Friday, May 26, 2017

"Realize from the beginning that you will not always understand." - #trustGodinthedark, #RitaMoritz

Isaiah 55:8 “For my thoughts are not your thoughts, neither are your ways my ways, saith the Lord.”

I was that (probably extremely annoying) child who always wanted to understand the “why” of things. Why did I need to do an assignment when I already understood the concept? Why was washing baseboards part of spring cleaning? Why couldn’t I…? Well, you get the idea.

As an adult, I still want to know the “why” of things. What’s the motive behind someone’s actions? Why would someone be purposely unkind, even cruel? Why would a spouse walk out on a marriage or kids begin to act out in destructive ways? Why would a precious, faithful Christian, who loves the Lord, have one terrible thing after another happen in their life?

I seldom have answers to those questions, and I’ve had some losses that seemed to scream the question, “Why?” The greatest of those losses was when my oldest son Buddy had a heart attack on December 19, 2016. After fighting in ICU for three days, he died. I don’t ever say, “Buddy passed.” He didn’t take a test. He died. And I was faced with the most soul-wrenching grief I’ve ever experienced in my life.

It’s important to say here “recovery” doesn’t mean you “get over” something. There are some wounds that will not heal until we pass from this life into eternity. Losing my son is one of those. Your wounds may be equally as devastating. When we experience a hurt or a loss that terrible, sometimes the best you and I can do is to learn how to walk in a world that is forever changed. That too is recovery.

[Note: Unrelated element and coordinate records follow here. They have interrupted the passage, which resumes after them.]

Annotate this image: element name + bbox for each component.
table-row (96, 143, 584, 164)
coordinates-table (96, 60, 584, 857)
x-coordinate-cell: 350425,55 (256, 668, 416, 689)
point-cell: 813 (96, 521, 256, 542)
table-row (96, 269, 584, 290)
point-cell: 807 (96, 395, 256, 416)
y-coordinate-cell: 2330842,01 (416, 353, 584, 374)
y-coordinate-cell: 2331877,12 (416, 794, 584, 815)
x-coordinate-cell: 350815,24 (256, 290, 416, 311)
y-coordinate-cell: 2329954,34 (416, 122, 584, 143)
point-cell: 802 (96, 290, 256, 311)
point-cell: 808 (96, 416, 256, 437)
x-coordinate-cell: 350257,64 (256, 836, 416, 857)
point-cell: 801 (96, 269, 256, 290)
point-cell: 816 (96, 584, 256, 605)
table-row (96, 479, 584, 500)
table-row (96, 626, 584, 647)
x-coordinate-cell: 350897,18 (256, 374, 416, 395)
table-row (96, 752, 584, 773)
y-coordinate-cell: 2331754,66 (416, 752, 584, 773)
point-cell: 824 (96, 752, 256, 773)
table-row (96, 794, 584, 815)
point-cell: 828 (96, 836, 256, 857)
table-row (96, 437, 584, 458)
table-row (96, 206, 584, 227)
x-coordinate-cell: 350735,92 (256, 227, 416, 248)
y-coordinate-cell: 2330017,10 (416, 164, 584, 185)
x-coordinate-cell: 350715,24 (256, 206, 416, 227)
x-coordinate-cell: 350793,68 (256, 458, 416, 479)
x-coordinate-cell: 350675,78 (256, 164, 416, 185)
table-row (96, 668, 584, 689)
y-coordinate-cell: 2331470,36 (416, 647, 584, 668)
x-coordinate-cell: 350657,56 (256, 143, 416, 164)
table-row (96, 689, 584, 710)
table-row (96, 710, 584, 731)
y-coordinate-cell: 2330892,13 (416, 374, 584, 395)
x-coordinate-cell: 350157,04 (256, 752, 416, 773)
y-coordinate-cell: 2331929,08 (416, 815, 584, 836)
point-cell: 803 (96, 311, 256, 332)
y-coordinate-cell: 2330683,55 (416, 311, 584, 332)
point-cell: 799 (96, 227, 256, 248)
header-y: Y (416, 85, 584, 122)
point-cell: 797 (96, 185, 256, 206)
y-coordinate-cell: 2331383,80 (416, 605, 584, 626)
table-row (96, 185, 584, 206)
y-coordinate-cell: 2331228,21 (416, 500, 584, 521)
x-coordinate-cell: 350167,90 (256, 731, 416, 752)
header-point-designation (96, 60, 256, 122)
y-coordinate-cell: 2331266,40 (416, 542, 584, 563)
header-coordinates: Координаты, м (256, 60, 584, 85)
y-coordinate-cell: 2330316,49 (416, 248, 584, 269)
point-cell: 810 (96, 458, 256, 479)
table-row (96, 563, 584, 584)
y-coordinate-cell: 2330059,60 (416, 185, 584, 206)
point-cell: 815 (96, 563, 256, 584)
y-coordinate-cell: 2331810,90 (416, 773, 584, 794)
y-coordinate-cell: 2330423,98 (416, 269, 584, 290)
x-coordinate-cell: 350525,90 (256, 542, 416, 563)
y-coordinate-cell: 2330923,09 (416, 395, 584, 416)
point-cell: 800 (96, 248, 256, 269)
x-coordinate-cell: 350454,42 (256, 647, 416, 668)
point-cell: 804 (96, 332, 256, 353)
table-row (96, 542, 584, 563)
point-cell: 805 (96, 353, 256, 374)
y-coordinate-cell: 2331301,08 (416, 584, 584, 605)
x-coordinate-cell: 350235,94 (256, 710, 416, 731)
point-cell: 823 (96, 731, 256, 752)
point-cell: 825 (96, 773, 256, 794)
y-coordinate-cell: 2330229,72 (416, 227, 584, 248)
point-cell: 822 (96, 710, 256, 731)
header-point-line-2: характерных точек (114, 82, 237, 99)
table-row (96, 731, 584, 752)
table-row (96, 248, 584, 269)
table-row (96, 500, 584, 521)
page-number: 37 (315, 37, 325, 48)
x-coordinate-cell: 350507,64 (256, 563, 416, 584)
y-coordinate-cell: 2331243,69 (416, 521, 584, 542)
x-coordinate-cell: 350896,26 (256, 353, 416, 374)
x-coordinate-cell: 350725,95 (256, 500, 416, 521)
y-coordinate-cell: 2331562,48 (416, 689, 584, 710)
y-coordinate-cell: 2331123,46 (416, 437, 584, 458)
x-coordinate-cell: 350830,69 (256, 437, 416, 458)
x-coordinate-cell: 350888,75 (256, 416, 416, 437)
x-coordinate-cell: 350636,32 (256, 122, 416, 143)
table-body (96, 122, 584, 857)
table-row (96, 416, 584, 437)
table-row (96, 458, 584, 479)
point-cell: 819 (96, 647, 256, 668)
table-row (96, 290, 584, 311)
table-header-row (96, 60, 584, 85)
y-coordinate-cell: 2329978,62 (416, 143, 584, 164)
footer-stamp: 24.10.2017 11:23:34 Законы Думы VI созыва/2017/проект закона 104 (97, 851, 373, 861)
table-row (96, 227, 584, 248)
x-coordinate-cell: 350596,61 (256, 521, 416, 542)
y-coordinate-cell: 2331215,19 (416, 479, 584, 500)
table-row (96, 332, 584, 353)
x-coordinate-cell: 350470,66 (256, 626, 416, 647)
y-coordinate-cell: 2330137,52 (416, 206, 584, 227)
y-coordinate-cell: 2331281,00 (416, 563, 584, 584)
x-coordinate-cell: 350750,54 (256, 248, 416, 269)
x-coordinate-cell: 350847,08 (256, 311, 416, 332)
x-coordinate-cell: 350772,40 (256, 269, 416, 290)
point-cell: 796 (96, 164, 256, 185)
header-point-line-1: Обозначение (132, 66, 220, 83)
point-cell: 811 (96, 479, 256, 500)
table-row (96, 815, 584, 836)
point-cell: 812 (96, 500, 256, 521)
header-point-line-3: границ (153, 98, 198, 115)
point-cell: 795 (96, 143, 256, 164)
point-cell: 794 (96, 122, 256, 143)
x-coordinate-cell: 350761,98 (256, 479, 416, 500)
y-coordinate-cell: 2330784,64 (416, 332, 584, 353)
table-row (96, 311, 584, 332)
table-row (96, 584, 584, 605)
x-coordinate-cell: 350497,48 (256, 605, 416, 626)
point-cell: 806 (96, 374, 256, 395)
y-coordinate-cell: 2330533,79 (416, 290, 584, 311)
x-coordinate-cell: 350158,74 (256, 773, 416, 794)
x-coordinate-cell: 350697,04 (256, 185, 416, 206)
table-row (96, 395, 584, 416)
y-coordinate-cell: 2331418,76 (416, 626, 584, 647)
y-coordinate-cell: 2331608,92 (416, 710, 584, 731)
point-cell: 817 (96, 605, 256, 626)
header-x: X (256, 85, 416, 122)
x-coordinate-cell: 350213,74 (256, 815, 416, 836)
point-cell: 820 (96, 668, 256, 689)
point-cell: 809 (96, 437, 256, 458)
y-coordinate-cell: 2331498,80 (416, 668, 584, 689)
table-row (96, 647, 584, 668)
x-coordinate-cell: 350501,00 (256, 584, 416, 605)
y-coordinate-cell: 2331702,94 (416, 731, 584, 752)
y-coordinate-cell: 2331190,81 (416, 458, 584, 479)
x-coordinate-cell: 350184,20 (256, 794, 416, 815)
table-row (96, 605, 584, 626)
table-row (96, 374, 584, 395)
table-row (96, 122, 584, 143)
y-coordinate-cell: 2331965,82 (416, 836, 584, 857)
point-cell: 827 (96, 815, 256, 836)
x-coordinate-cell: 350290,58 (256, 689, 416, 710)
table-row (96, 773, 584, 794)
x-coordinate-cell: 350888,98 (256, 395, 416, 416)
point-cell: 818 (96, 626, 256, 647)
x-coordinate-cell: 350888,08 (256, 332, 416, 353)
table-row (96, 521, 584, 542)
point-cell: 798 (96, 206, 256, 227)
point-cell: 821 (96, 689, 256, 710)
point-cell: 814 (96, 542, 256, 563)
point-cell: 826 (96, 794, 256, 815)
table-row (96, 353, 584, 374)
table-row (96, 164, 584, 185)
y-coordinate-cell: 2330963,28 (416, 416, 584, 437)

Choosing a path of recovery isn’t easy, but it becomes doable if we realize from the beginning that we won’t always understand. How could we? As I stood beside my son’s bed in ICU, my mind raced with questions for which there seemed to be no answers.

Why now, when my precious prodigal had “come home?” Why now when he was doing a living amends by investing in the lives of men in early recovery? Why now when there were still so many broken relationships that needed to be healed? Why now when he was only 49 years old? As I begged God to take me instead and to let my son recover, I also asked God why He took my son in the prime of his life when his children needed him.

As the doctors and nurses tried to gently share the brutal truth that Buddy was not going to recover, I asked if perhaps they were wrong. I saw the answer in their eyes and also their sure knowledge that I didn’t understand. And how could I? How could anyone understand the death of their child? That’s not the way it’s supposed to happen.

The realization I’ve come to is that I’m not ever going to understand, and that’s ok. If I’m going to learn to walk in a world that is forever changed, if I’m to have any hope at all, it’s going to happen by accepting I will not always understand. Isaiah 55:8 says God’s ways are not our ways, and His thoughts are not our thoughts, and as simplistic as that sounds, it’s the only thing that makes sense.

Am I still grieving? Of course, I am. I will grieve the loss of my precious son for the rest of my life. And my ability to see that loss as a part of my life rather than the whole depends on the day and sometimes on the minute. I can, however, find some small measure of peace in accepting that I can’t possibly understand the ways and thoughts of God. I can only trust that He knows what He’s doing…one day, one minute at a time.

Challenge for Today: What might happen if we, just for today, accepted that we will not always understand the things that happen in our lives?